On November 6th, 2005, two-year-old C.J. Martin settled in for a family night at his great-grandmother's mobile home in Evansville, Indiana, just 20 lots away from his own parents' mobile home. With his "Gammy," Jean Martin, 70, and his "Gamma," Julie Dean, 46, he would eat snacks, play games, and watch TV before snuggling into bed. It was one of his favorite things to do.
But that night, a fierce tornado blew through the area, destroying many of the mobile homes in the park. The residents had not been warned, and were unprepared for the disaster. Tragically, Jean Martin's home was obliterated, and all three family members were killed.
The news was heartbreaking for everyone, but most of all to C.J.'s parents, John and Kathryn Martin. To make matters even worse, they could not even grieve their family's devastating losses in peace: They were forced to evacuate their home for five months, even though they had nowhere else to go.
The weeks and months that followed were "so hectic and chaotic," says Kathryn Martin. "My whole life was unbelievably altered."
Luckily, the kindness of friends and strangers helped her pull through. In the days after the tornado struck, a group of volunteers went into the woods, sifting through the debris and wreckage that the tornado had strewn about to collect all the photographs they could find of C.J.
"If it wasn't for strangers, I would have no pictures of my son," she says.
While Martin received incredible generosity from the people that she met, aid organizations were another story. "It's so difficult to figure out what organizations are available to help people," she says.
The Martins and their three surviving children received little support from the organizations they asked for help, and "there was nothing for kids following a disaster," she says. Her children were afraid and nervous about the unfamiliar situation, with nothing to distract them: Their toys had all been lost or destroyed in the tornado.
Though many parents in Martin's position would have been paralyzed by grief, she drew from the tragic experience to help others whose lives have been devastated by a natural disaster. Last year, after a tornado destroyed a town in Indiana, she drove there with a car-full of toys, and sat there playing and coloring with a group of children who had lost their home. Despite what they had been through, the children seemed thrilled with the distraction – which gave Martin an idea.
In November 2006, she launched a nonprofit organization called
C.J.'s Bus. Using a donated school bus, which was painted bright yellow and adorned with a photo of her son's beaming face, she created a mobile space for emergency child care, where children could play with toys, take part in fun activities, and feel safe after a natural disaster. Her program helps to preserve the children's innocence and keep them out of harm's way, while also giving their parents time to take care of all the details that must be attended to after a natural disaster.
Since its launch, the bus has traveled to several tornado-stricken towns.
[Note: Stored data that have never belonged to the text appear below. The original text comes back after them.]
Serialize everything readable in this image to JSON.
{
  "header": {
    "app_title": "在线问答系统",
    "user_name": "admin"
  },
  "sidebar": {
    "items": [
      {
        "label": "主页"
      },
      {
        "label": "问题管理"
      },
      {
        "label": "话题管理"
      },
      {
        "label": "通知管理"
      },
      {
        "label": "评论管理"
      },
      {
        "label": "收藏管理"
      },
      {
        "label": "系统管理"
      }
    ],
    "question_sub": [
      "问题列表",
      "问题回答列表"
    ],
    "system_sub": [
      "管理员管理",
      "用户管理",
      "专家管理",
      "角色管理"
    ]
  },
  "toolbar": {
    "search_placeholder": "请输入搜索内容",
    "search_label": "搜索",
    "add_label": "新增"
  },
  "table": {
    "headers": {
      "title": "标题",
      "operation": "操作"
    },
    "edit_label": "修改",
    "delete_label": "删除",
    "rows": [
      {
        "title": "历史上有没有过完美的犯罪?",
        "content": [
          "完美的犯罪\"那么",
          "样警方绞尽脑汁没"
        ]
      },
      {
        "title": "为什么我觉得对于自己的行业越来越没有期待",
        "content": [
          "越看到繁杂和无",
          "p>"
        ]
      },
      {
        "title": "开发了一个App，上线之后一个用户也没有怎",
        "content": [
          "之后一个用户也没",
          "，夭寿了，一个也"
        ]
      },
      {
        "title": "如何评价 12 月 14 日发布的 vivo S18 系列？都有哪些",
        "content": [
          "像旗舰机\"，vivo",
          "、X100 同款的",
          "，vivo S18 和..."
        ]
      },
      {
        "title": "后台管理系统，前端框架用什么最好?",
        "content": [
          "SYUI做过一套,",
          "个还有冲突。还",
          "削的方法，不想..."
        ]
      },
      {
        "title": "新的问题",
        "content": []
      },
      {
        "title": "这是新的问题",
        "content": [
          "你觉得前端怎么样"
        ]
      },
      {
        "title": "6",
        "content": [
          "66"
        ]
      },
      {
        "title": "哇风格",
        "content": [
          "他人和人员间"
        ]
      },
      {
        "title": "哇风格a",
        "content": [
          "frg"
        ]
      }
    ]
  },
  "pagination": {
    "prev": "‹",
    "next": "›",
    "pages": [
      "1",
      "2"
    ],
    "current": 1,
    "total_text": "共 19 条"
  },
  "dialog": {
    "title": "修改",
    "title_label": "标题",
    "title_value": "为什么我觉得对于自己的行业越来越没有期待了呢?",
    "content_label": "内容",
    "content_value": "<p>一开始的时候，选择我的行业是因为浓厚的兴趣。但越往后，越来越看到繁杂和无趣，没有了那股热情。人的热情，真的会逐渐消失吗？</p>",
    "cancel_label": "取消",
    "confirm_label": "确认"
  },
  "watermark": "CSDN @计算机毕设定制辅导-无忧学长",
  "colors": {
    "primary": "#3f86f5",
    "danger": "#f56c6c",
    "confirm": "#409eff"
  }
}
Its next stop is Tennessee, where a few towns were blown apart by a tornado last Tuesday. Everywhere Martin and her crew of volunteers have traveled, their "playground on wheels" has received an overwhelmingly positive response from kids and their parents alike.
Though Martin still misses C.J. immensely, she takes comfort in the fact that the work she is doing provides so much help to people who've lost everything, as she had.
"I could think of no greater legacy to my son than to help put smiles on the faces of other children facing these traumatic situations," she says.